EVERY FOUR years, a player not considered for the Lions tour suddenly finds themselves on the plane, regardless of Test experience or age. Ahead of the British & Irish Lions tour to Australia next summer, here are five potential ‘bolters’:

Paul Marshall (Ulster)

Very impressive in Ulster’s bonus point win over Castres in the Heineken Cup, Marshall first made an impact in last season’s competition when his try secured a bonus point for Ulster against Leicester Tigers at Ravenhill. Blessed with great pace, Marshall’s distribution skills are also excellent, making his inclusion from the Ireland squad all the more surprising. The Heineken Cup will be his platform to shine over the coming months as he fights with Ruan Pienaar for selection, but do not rule out seeing him on the plane.

Jim Hamilton (Gloucester and Scotland)

Being captain seems to suit Hamilton, a beast of a lock forward who despite the odd moment of irrational aggression, is adored by the Kingsholm faithful. A strong competitor in the lineout, Hamilton was absent for Scotland’s shock win against Australia back in the summer and would love an opportunity to prove what he can do against the Green & Gold. If the Lions are looking for a warrior, Hamilton is their man.

Jonny Wilkinson (Toulon and England)

England’s favourite son is entering his twilight years, but that doesn’t mean that the lure of a final swansong with the Lions is not on his wishlist. The stumbling block for Wilkinson, as it will prove to be for Gethin Jenkins, Steffon Armitage and others, is the clash of dates between the beginning of the Lions tour and the final of the Top 14. If injuries occur to the front runners for the No 10 shirt, then Wilkinson may well get the call. It would be a fitting conclusion for one of the game’s greatest players

Dan Biggar (Ospreys and Wales)

Dan Biggar has hit critics, even among the Ospreys faithful, but no one can knock his prodigious point scoring ability. Many forget that Biggar is still only 22, three years younger than Rhys Priestland, and against Leicester Tigers at Welford Road a week ago he showed his true class. Accurate kicking at goal and producing some moments of brilliant distribution, he has thrown himself back into contention for the Wales 10 jersey after Priestland’s consistency dipped in Australia over the summer. For now he remains an outsider, but if he continues to perform for the Ospreys domestically and on the European stage then he make creep into the selection plans of Warren Gatland and company.

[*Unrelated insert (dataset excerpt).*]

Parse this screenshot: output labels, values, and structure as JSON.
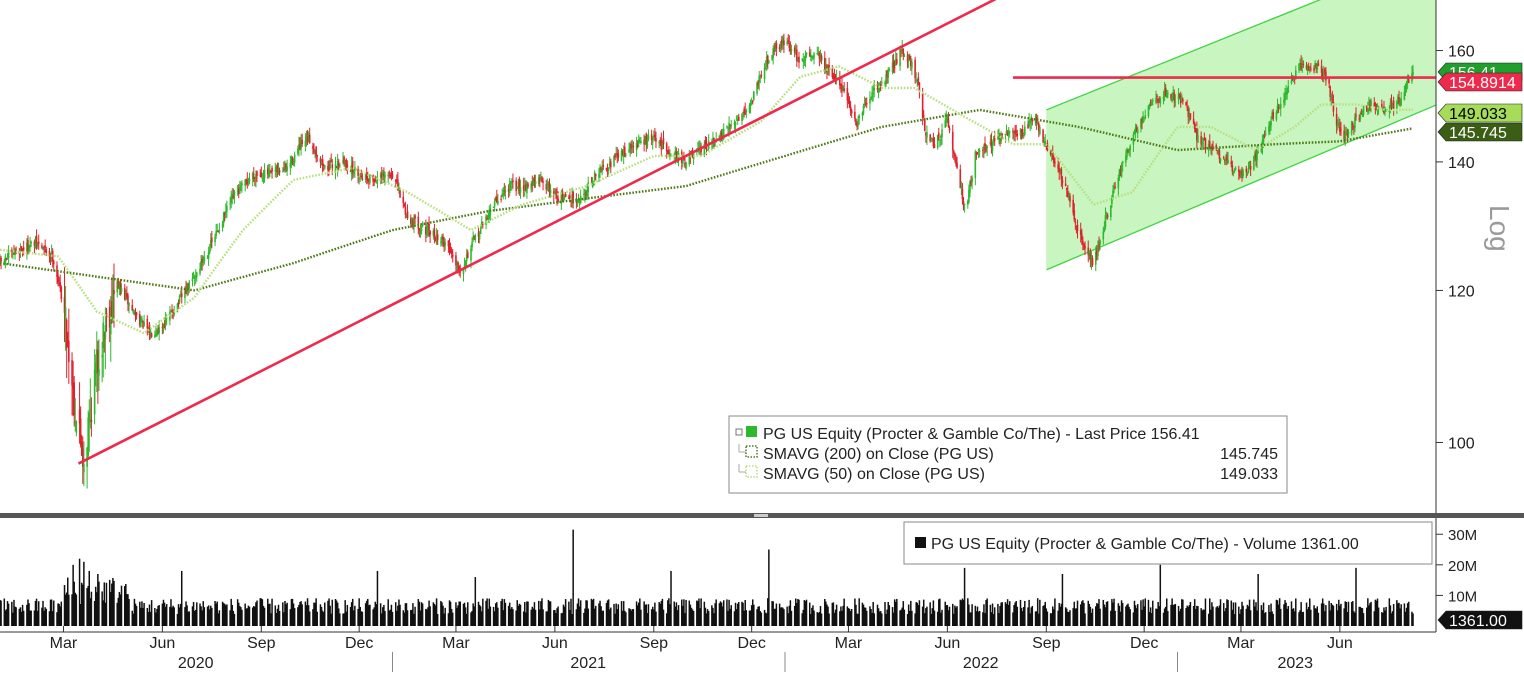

Steffon Armitage (Toulon and England)

Unavailable for England this November, Armitage was voted as the best player in the Top 14 by readers of Midi Olympique last season, the finest accolade around for an individual player in France’s top flight. More importantly, he was also the first Englishman to win the award. These feats however are not enough for Armitage to be named in the England squad, due to his availability outside of IRB windows for training camps. Like Wilkinson, he may well be competing in the Top 14 Final when the Lions face the Barbarians in Hong Kong, but his brilliant form is both undeniable and should be impossible to ignore.